Hat Ihnen die Verletzung gut­getan, weil Sie danach komplett abschalten konnten?
(Zögert.) Nicht unbedingt.

Weil diese Auszeit nicht wie jene nach Olympia 2016 geplant war?
2016 schrie sowohl mein Körper als auch mein Kopf nach einer Pause. Diesmal war es anders – happig, es hat mich komplett rausgerissen aus dem Alltag. Es war sehr hart. Klar, im Nachhinein konnte ich meine Batterien aufladen. Aber ich hätte gerne darauf verzichtet.

Mittlerweile wissen Sie, dass Ihr Knie auch in der Realität hält. Wie gut tat Ihnen der SM-Titel?
Sehr gut. Es war der erste offizielle Wettkampf. Es ist immer speziell, vor Publikum zu turnen. Aber für mein Vertrauen in mein Knie war es sehr wichtig. Ich wollte überprüfen, ob wirklich alles gut ist. Was das Knie ertragen muss. Auch eine ­Woche später an einem Länderkampf in Holland ging alles super, das war für mich extrem wichtig.

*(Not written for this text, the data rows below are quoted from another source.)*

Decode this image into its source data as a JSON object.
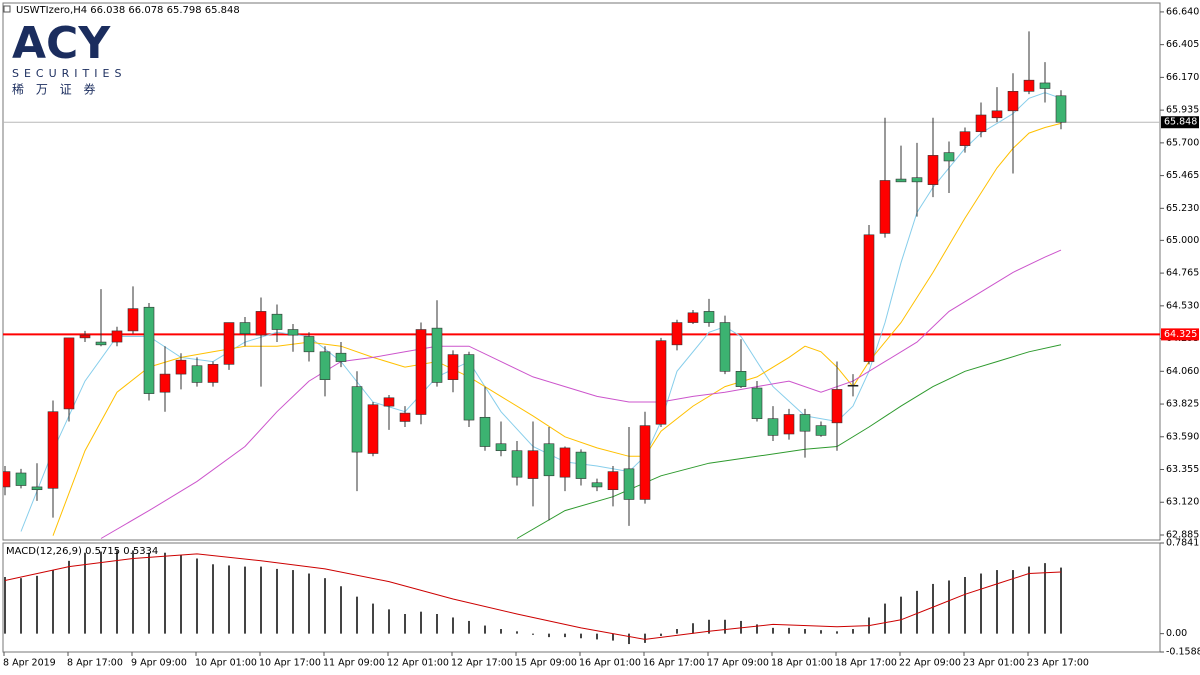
{
  "logo": {
    "name": "ACY",
    "tagline": "SECURITIES",
    "chinese": "稀 万 证 券"
  },
  "chart_data": [
    {
      "type": "candlestick",
      "title": "USWTIzero,H4  66.038 66.078 65.798 65.848",
      "categories": [
        "8 Apr 2019",
        null,
        null,
        null,
        "8 Apr 17:00",
        null,
        null,
        null,
        "9 Apr 09:00",
        null,
        null,
        null,
        "10 Apr 01:00",
        null,
        null,
        null,
        "10 Apr 17:00",
        null,
        null,
        null,
        "11 Apr 09:00",
        null,
        null,
        null,
        "12 Apr 01:00",
        null,
        null,
        null,
        "12 Apr 17:00",
        null,
        null,
        null,
        "15 Apr 09:00",
        null,
        null,
        null,
        "16 Apr 01:00",
        null,
        null,
        null,
        "16 Apr 17:00",
        null,
        null,
        null,
        "17 Apr 09:00",
        null,
        null,
        null,
        "18 Apr 01:00",
        null,
        null,
        null,
        "18 Apr 17:00",
        null,
        null,
        null,
        "22 Apr 09:00",
        null,
        null,
        null,
        "23 Apr 01:00",
        null,
        null,
        null,
        "23 Apr 17:00",
        null,
        null
      ],
      "open": [
        63.23,
        63.33,
        63.23,
        63.22,
        63.79,
        64.3,
        64.27,
        64.27,
        64.35,
        64.52,
        63.91,
        64.04,
        64.1,
        63.98,
        64.11,
        64.41,
        64.32,
        64.47,
        64.36,
        64.31,
        64.2,
        64.19,
        63.95,
        63.47,
        63.81,
        63.7,
        63.75,
        64.37,
        64.0,
        64.18,
        63.73,
        63.54,
        63.49,
        63.29,
        63.54,
        63.3,
        63.48,
        63.26,
        63.21,
        63.36,
        63.14,
        63.68,
        64.25,
        64.41,
        64.49,
        64.41,
        64.06,
        63.94,
        63.72,
        63.61,
        63.75,
        63.67,
        63.69,
        63.96,
        64.13,
        65.05,
        65.44,
        65.45,
        65.4,
        65.63,
        65.68,
        65.78,
        65.88,
        65.93,
        66.07,
        66.13,
        66.038
      ],
      "high": [
        63.38,
        63.36,
        63.4,
        63.85,
        64.3,
        64.35,
        64.65,
        64.38,
        64.67,
        64.55,
        64.24,
        64.19,
        64.16,
        64.13,
        64.41,
        64.45,
        64.59,
        64.54,
        64.4,
        64.34,
        64.24,
        64.27,
        64.06,
        63.84,
        63.89,
        63.81,
        64.41,
        64.57,
        64.21,
        64.2,
        63.95,
        63.7,
        63.56,
        63.7,
        63.66,
        63.52,
        63.5,
        63.29,
        63.38,
        63.66,
        63.77,
        64.3,
        64.43,
        64.5,
        64.58,
        64.46,
        64.29,
        63.99,
        63.81,
        63.79,
        63.79,
        63.7,
        64.13,
        64.04,
        65.11,
        65.88,
        65.68,
        65.7,
        65.88,
        65.71,
        65.81,
        65.99,
        66.1,
        66.2,
        66.5,
        66.28,
        66.078
      ],
      "low": [
        63.17,
        63.22,
        63.13,
        63.01,
        63.7,
        64.27,
        64.24,
        64.24,
        64.33,
        63.85,
        63.77,
        63.93,
        63.95,
        63.95,
        64.07,
        64.24,
        63.95,
        64.27,
        64.2,
        64.13,
        63.88,
        64.09,
        63.2,
        63.45,
        63.64,
        63.66,
        63.68,
        63.95,
        63.91,
        63.66,
        63.49,
        63.45,
        63.24,
        63.09,
        62.99,
        63.2,
        63.24,
        63.2,
        63.09,
        62.95,
        63.11,
        63.66,
        64.21,
        64.4,
        64.38,
        64.04,
        63.94,
        63.7,
        63.56,
        63.57,
        63.44,
        63.59,
        63.49,
        63.88,
        64.11,
        65.02,
        65.42,
        65.17,
        65.31,
        65.34,
        65.63,
        65.74,
        65.85,
        65.48,
        66.05,
        65.99,
        65.798
      ],
      "close": [
        63.34,
        63.24,
        63.21,
        63.77,
        64.3,
        64.32,
        64.25,
        64.35,
        64.51,
        63.9,
        64.04,
        64.14,
        63.98,
        64.11,
        64.41,
        64.33,
        64.49,
        64.36,
        64.32,
        64.2,
        64.0,
        64.13,
        63.48,
        63.82,
        63.87,
        63.76,
        64.36,
        63.98,
        64.18,
        63.71,
        63.52,
        63.49,
        63.3,
        63.49,
        63.31,
        63.51,
        63.29,
        63.23,
        63.34,
        63.14,
        63.67,
        64.28,
        64.41,
        64.48,
        64.41,
        64.06,
        63.95,
        63.72,
        63.6,
        63.75,
        63.63,
        63.6,
        63.93,
        63.96,
        65.04,
        65.43,
        65.42,
        65.42,
        65.61,
        65.57,
        65.78,
        65.9,
        65.93,
        66.07,
        66.15,
        66.09,
        65.848
      ],
      "up_color": "#ff0000",
      "down_color": "#3cb371",
      "lines": [
        {
          "color": "#87ceeb",
          "x": [
            1,
            3,
            5,
            7,
            9,
            11,
            13,
            15,
            17,
            19,
            21,
            23,
            25,
            27,
            29,
            31,
            33,
            35,
            37,
            39,
            40,
            41,
            42,
            44,
            45,
            46,
            47,
            48,
            50,
            52,
            53,
            54,
            55,
            56,
            57,
            58,
            59,
            60,
            61,
            62,
            63,
            64,
            65,
            66
          ],
          "values": [
            62.91,
            63.49,
            63.99,
            64.31,
            64.31,
            64.16,
            64.13,
            64.27,
            64.34,
            64.31,
            64.13,
            63.84,
            63.77,
            64.02,
            64.13,
            63.77,
            63.52,
            63.41,
            63.38,
            63.34,
            63.45,
            63.7,
            64.06,
            64.34,
            64.38,
            64.31,
            64.13,
            63.95,
            63.74,
            63.7,
            63.81,
            64.06,
            64.41,
            64.84,
            65.2,
            65.38,
            65.52,
            65.66,
            65.77,
            65.84,
            65.91,
            66.02,
            66.06,
            66.02
          ]
        },
        {
          "color": "#ffc000",
          "x": [
            3,
            5,
            7,
            9,
            11,
            13,
            15,
            17,
            19,
            21,
            23,
            25,
            27,
            29,
            31,
            33,
            35,
            37,
            39,
            40,
            41,
            43,
            45,
            47,
            49,
            50,
            51,
            52,
            53,
            54,
            56,
            58,
            60,
            62,
            63,
            64,
            65,
            66
          ],
          "values": [
            62.88,
            63.49,
            63.91,
            64.09,
            64.16,
            64.2,
            64.24,
            64.24,
            64.27,
            64.24,
            64.16,
            64.09,
            64.13,
            64.02,
            63.88,
            63.74,
            63.59,
            63.51,
            63.45,
            63.45,
            63.63,
            63.81,
            63.95,
            64.02,
            64.16,
            64.24,
            64.2,
            64.09,
            63.95,
            64.13,
            64.41,
            64.77,
            65.16,
            65.52,
            65.66,
            65.77,
            65.81,
            65.84
          ]
        },
        {
          "color": "#cc55cc",
          "x": [
            6,
            9,
            12,
            15,
            17,
            19,
            21,
            23,
            25,
            27,
            29,
            31,
            33,
            35,
            37,
            39,
            41,
            43,
            45,
            47,
            49,
            51,
            53,
            55,
            57,
            59,
            61,
            63,
            65,
            66
          ],
          "values": [
            62.86,
            63.06,
            63.27,
            63.52,
            63.77,
            63.99,
            64.13,
            64.16,
            64.2,
            64.24,
            64.24,
            64.13,
            64.02,
            63.95,
            63.88,
            63.84,
            63.84,
            63.88,
            63.91,
            63.95,
            63.99,
            63.91,
            63.99,
            64.13,
            64.27,
            64.49,
            64.63,
            64.77,
            64.88,
            64.93
          ]
        },
        {
          "color": "#2e9a2e",
          "x": [
            32,
            35,
            38,
            41,
            44,
            47,
            50,
            52,
            54,
            56,
            58,
            60,
            62,
            64,
            66
          ],
          "values": [
            62.86,
            63.06,
            63.16,
            63.31,
            63.4,
            63.45,
            63.5,
            63.52,
            63.66,
            63.81,
            63.95,
            64.06,
            64.13,
            64.2,
            64.25
          ]
        }
      ],
      "hlines": [
        {
          "value": 64.325,
          "color": "#ff0000"
        },
        {
          "value": 65.848,
          "color": "#b8b8b8"
        }
      ],
      "ylim": [
        62.849,
        66.704
      ],
      "yticks": [
        {
          "value": 66.64,
          "label": "66.640"
        },
        66.405,
        {
          "value": 66.17,
          "label": "66.170"
        },
        65.935,
        {
          "value": 65.7,
          "label": "65.700"
        },
        65.465,
        {
          "value": 65.23,
          "label": "65.230"
        },
        {
          "value": 65,
          "label": "65.000"
        },
        64.765,
        {
          "value": 64.53,
          "label": "64.530"
        },
        64.295,
        {
          "value": 64.06,
          "label": "64.060"
        },
        63.825,
        {
          "value": 63.59,
          "label": "63.590"
        },
        63.355,
        {
          "value": 63.12,
          "label": "63.120"
        },
        62.885
      ]
    },
    {
      "type": "macd",
      "title": "MACD(12,26,9) 0.5715 0.5334",
      "histogram": [
        0.49,
        0.48,
        0.5,
        0.55,
        0.63,
        0.7,
        0.71,
        0.72,
        0.72,
        0.7,
        0.7,
        0.68,
        0.65,
        0.6,
        0.59,
        0.58,
        0.58,
        0.56,
        0.55,
        0.52,
        0.48,
        0.41,
        0.32,
        0.26,
        0.21,
        0.17,
        0.19,
        0.17,
        0.14,
        0.11,
        0.07,
        0.04,
        0.02,
        -0.01,
        -0.03,
        -0.03,
        -0.04,
        -0.05,
        -0.06,
        -0.09,
        -0.08,
        -0.02,
        0.04,
        0.09,
        0.12,
        0.12,
        0.11,
        0.08,
        0.05,
        0.05,
        0.04,
        0.03,
        0.02,
        0.04,
        0.14,
        0.26,
        0.32,
        0.37,
        0.43,
        0.46,
        0.49,
        0.52,
        0.55,
        0.55,
        0.58,
        0.61,
        0.5715
      ],
      "histogram_color": "#444444",
      "signal": {
        "color": "#cc0000",
        "x": [
          0,
          4,
          8,
          12,
          16,
          20,
          24,
          28,
          32,
          36,
          40,
          44,
          48,
          52,
          54,
          56,
          58,
          60,
          62,
          64,
          66
        ],
        "values": [
          0.46,
          0.58,
          0.65,
          0.69,
          0.63,
          0.56,
          0.45,
          0.3,
          0.17,
          0.05,
          -0.05,
          0.02,
          0.08,
          0.06,
          0.07,
          0.12,
          0.23,
          0.34,
          0.43,
          0.52,
          0.5334
        ]
      },
      "ylim": [
        -0.1588,
        0.7841
      ],
      "yticks": [
        0.7841,
        {
          "value": 0,
          "label": "0.00"
        },
        -0.1588
      ]
    }
  ]
}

Im Training konnten Sie das ­Vertrauen in Ihren Körper nicht gewinnen?
Der Wettkampf ist einfach der letzte Tropfen, den es noch braucht. Im Training bist du in deiner ge­wohnten Umgebung, nicht voller Anspannung. Du kennst alles. Im Wettkampf bist du in einer anderen Halle, es gibt andere Geräte.

Dazu kommt das Adrenalin, oder?
Genau. Am Sprung beispielsweise brauche ich das Adrenalin, ich wandle es in Energie um.

Ihr Ziel für die WM in Stuttgart?
Priorität hat das Team, damit wir in die Top 12 kommen. Das wäre wichtig für die Olympia-Quali. Ich selbst würde es gerne in den Mehrkampffinal schaffen und dann die Top 20 knacken. Bei den Geräten schauen wir noch – alles zu seiner Zeit.

Und dann sehen wir Sie in Tokio 2020.
Hoffentlich, ja!

Dann wären Sie 26 Jahre alt. Würde Sie Olympia 2024 noch reizen?
Das ist noch weit weg, ich nehme Schritt für Schritt. Turnen wird immer meine Leidenschaft bleiben, das ist sicher. Und die Heim-EM 2021 habe ich auf jeden Fall bereits im Kopf!